In the weeks to come, I will be trying to bring in more information to widen my search. I’m researching all I can on what experts think best defines Threat Intel and Hunting. Because to really capture what’s out there, we need to broaden our scope.  I want to be looking ahead of the curve in this chase, anticipating their next move based on the wealth of information we have at hand, and factoring in what we know about human behavior. Next gen tech has spawned next gen threats, and as always, the attackers are ahead of us. And here is the thrill of the hunt.
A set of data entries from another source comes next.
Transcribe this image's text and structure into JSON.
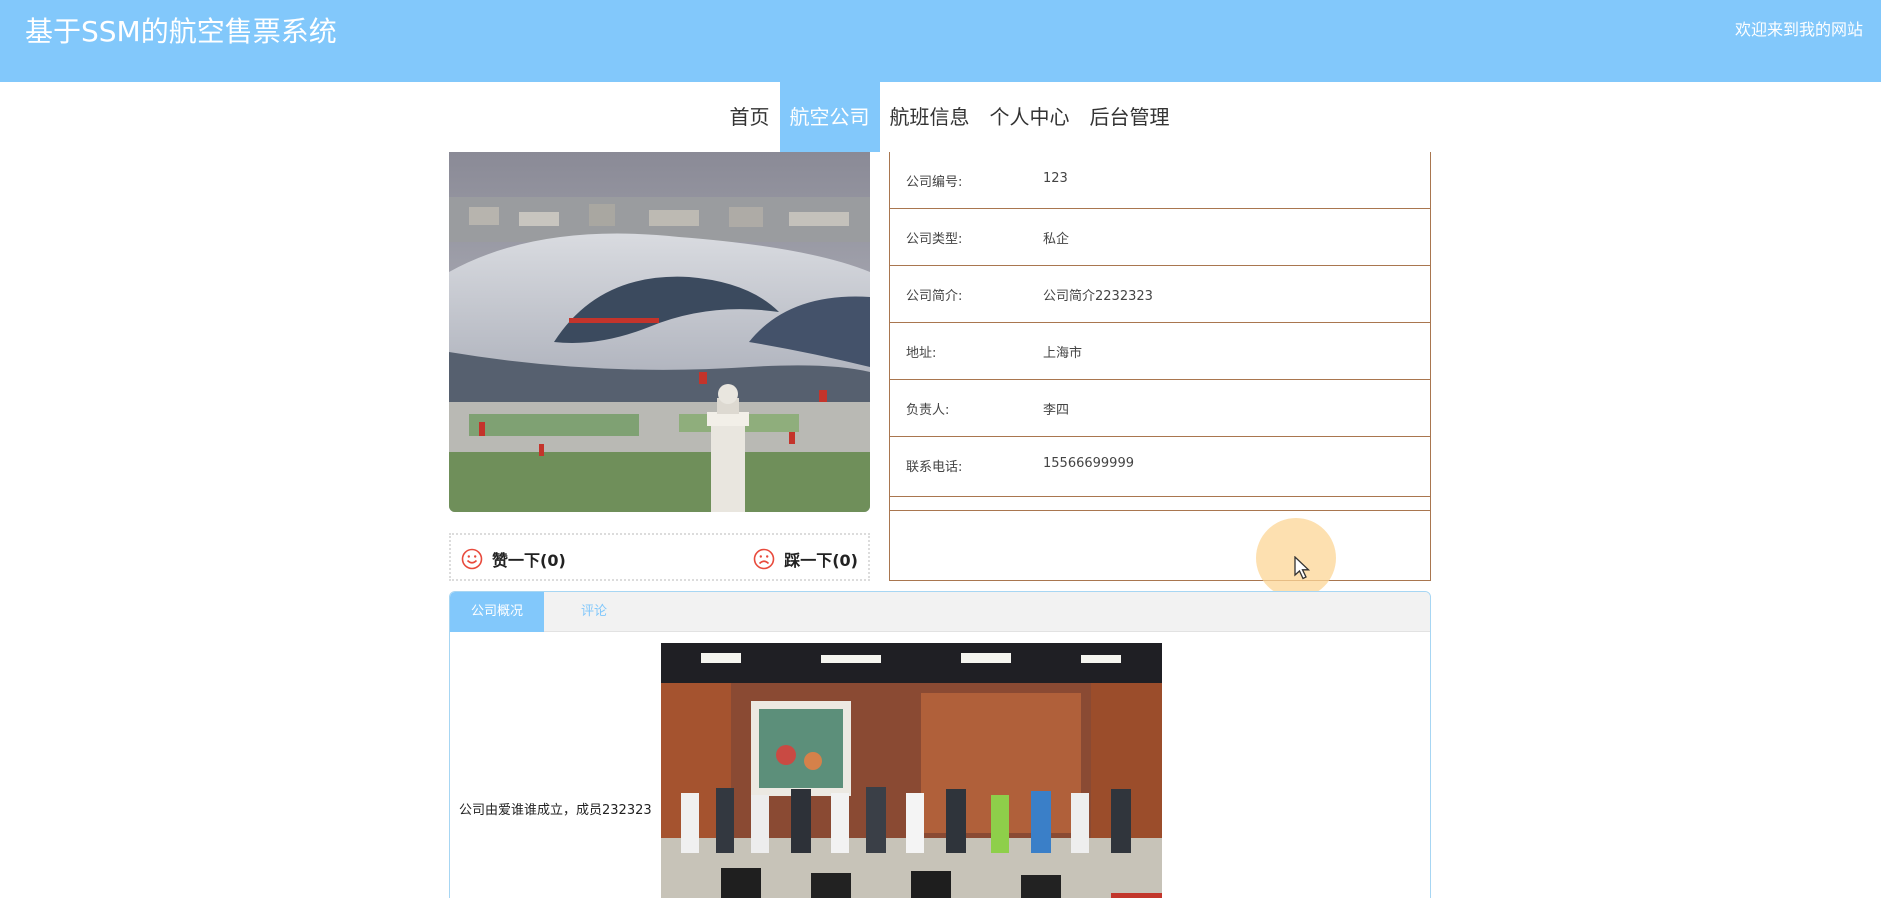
{
  "header": {
    "site_title": "基于SSM的航空售票系统",
    "welcome": "欢迎来到我的网站"
  },
  "nav": {
    "items": [
      "首页",
      "航空公司",
      "航班信息",
      "个人中心",
      "后台管理"
    ],
    "active_index": 1
  },
  "votes": {
    "like_label": "赞一下(0)",
    "dislike_label": "踩一下(0)"
  },
  "company": {
    "rows": [
      {
        "label": "公司编号:",
        "value": "123"
      },
      {
        "label": "公司类型:",
        "value": "私企"
      },
      {
        "label": "公司简介:",
        "value": "公司简介2232323"
      },
      {
        "label": "地址:",
        "value": "上海市"
      },
      {
        "label": "负责人:",
        "value": "李四"
      },
      {
        "label": "联系电话:",
        "value": "15566699999"
      }
    ]
  },
  "tabs": {
    "overview_label": "公司概况",
    "comments_label": "评论",
    "overview_text": "公司由爱谁谁成立，成员232323"
  },
  "colors": {
    "brand": "#82c8fb",
    "table_border": "#a9764f",
    "vote_icon": "#e84a3c"
  },
  "icons": {
    "like": "smile-face-icon",
    "dislike": "frown-face-icon",
    "cursor": "mouse-pointer-icon"
  }
}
Update: Zeus Sphinx Trojan is back

Exploit. Angler. Nuclear. Doesn’t matter what they’re called, they always deliver.  We should be prepared for the fact that these die down then reappear, with renewed code and vigor.  Here’s a current representation of strains. And to that we add Zeus Sphinx.

malwarefams

As banking malware goes, Sphinx  “combined elaborate fraud tactics to steal credentials and one-time passwords”. Sphinx was originally identified in 2015, but the Brazilian variant appeared hot on the heels of Zeus Panda in Aug 2016,  attacking Brazilian banks, specifically the online banking and Boleto payment systems (Boleto fraud is highly lucrative and deserves its own post). That this occurred at the same time as the Olympics is no coincidence.  Activity died down until recently. IBM X-Force has identified new, targeted attacks against online users of banks and especially credit unions in Canada and Australia. In this article written by malware hunter Limor Kessem, these are “low-volume testing, not full-blown infection campaigns. The malware’s operators appear to be looking very carefully to determine which geographies offer the paths of least resistance.” According to X-Force, the attackers are using the same attack servers that facilitated the Zeus Citadel and Ramnit attacks in 2016. As well, the webinjections share similar code patterns with other banking Trojans. Sphinx uses two distribution methods: email loaded with a malicious VBA loader, and malvertising.

sphinx

Note how Credit Unions are the major target, as they apparently are low-hanging fruit from a security standpoint.  For Australia, the mix is 40 major banks, credit unions and payment providers. NOTE: This also targets some US banks.

aussphinx

Per the X-Force Exchange site:

Zeus Sphinx is used for the theft of online banking authentication elements such as user credentials, cookies and certificates. These elements are subsequently used by fraudsters in illicit online transactions typically performed from the user’s own device. Connection to the endpoint is facilitated via backconnect hidden virtual network computing (VNC), which means the infected endpoint will initiate a remote-access connection to the criminal’s endpoint. This feature allows the attacker to gain user-grade access to the device even through firewall protection.